Pakistan and IMF reach staff-level agreement on $1.2 billion loan 

The government of Pakistan and the International Monetary Fund (IMF) reached an agreement over the weekend for Pakistan to receive $1.2 billion in loans, pending approval from the IMF Board. 

The Extended Fund Facility (EFF) will provide $1 billion, and the remaining $210 million will be provided by the Resilience and Sustainability Facility (RSF). These funds are part of a broader $7 billion IMF program, which requires Pakistan to be particularly careful and data-driven in its monetary policy to mitigate inflation. 

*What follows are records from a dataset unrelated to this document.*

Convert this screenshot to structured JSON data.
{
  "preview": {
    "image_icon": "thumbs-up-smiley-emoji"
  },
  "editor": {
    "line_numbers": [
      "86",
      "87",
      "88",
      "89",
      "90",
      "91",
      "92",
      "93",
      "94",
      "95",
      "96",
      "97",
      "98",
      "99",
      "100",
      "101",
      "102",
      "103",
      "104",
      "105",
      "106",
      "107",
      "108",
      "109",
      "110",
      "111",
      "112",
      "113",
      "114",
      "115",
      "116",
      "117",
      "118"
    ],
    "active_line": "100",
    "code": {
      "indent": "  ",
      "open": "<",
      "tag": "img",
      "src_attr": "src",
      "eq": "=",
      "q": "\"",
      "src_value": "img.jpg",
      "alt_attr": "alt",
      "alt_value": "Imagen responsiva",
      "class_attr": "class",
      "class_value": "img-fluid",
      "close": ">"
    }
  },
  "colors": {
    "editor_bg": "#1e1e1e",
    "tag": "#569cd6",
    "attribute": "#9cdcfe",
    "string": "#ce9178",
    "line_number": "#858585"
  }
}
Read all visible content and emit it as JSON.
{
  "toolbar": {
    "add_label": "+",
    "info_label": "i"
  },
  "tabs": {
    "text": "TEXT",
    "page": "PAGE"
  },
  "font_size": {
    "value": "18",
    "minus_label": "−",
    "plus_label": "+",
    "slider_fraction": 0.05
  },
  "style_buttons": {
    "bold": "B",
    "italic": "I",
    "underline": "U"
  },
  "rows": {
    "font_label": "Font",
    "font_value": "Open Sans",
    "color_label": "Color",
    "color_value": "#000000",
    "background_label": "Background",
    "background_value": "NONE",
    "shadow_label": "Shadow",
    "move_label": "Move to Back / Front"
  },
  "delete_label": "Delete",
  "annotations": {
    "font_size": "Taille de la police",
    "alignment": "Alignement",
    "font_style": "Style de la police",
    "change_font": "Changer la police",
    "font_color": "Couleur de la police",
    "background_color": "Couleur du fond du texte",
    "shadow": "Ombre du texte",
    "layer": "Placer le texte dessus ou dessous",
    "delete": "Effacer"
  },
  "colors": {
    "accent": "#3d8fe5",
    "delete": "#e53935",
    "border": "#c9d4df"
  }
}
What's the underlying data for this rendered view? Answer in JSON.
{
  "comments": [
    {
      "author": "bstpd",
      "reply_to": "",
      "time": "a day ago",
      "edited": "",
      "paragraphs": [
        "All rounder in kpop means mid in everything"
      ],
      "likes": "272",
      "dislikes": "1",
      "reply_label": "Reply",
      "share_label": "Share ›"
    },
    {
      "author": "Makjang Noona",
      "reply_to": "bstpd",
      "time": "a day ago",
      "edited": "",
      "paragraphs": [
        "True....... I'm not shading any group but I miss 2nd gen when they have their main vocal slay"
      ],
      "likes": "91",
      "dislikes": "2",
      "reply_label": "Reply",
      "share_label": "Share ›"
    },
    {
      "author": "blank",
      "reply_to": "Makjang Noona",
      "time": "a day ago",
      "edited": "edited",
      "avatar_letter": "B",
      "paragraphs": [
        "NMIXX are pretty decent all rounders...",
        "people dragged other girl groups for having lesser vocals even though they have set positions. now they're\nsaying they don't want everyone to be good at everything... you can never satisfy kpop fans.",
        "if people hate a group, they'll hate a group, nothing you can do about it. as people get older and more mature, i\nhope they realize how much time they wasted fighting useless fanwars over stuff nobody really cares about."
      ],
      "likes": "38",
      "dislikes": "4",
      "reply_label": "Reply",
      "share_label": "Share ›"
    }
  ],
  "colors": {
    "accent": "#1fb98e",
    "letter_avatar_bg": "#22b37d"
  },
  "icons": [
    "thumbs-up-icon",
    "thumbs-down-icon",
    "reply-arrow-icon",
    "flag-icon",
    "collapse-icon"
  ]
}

This $1.2 billion brings the total disbursements of this program to $4.5 billion so far. In March, Pakistan’s central bank kept its benchmark rate steady at 10.5 percent. Like other economies around the world, Pakistan is dealing with rising global energy prices amid the U.S. and Israeli conflict with Iran. 

The IMF’s mission chief, Iva Petrova, acknowledged in a statement that the war in Iran is an ongoing challenge that has been, and will continue to be, factored into this agreement. “The conflict in the Middle East, however, casts a cloud over the outlook as volatile energy prices and tighter global financial conditions risk putting upward pressure on inflation and weighing on growth and the current account,” Petrova stated.

Petrova continued, “Exchange rate flexibility should continue to serve as the primary shock absorber, including against spillovers from the conflict in the Middle East.”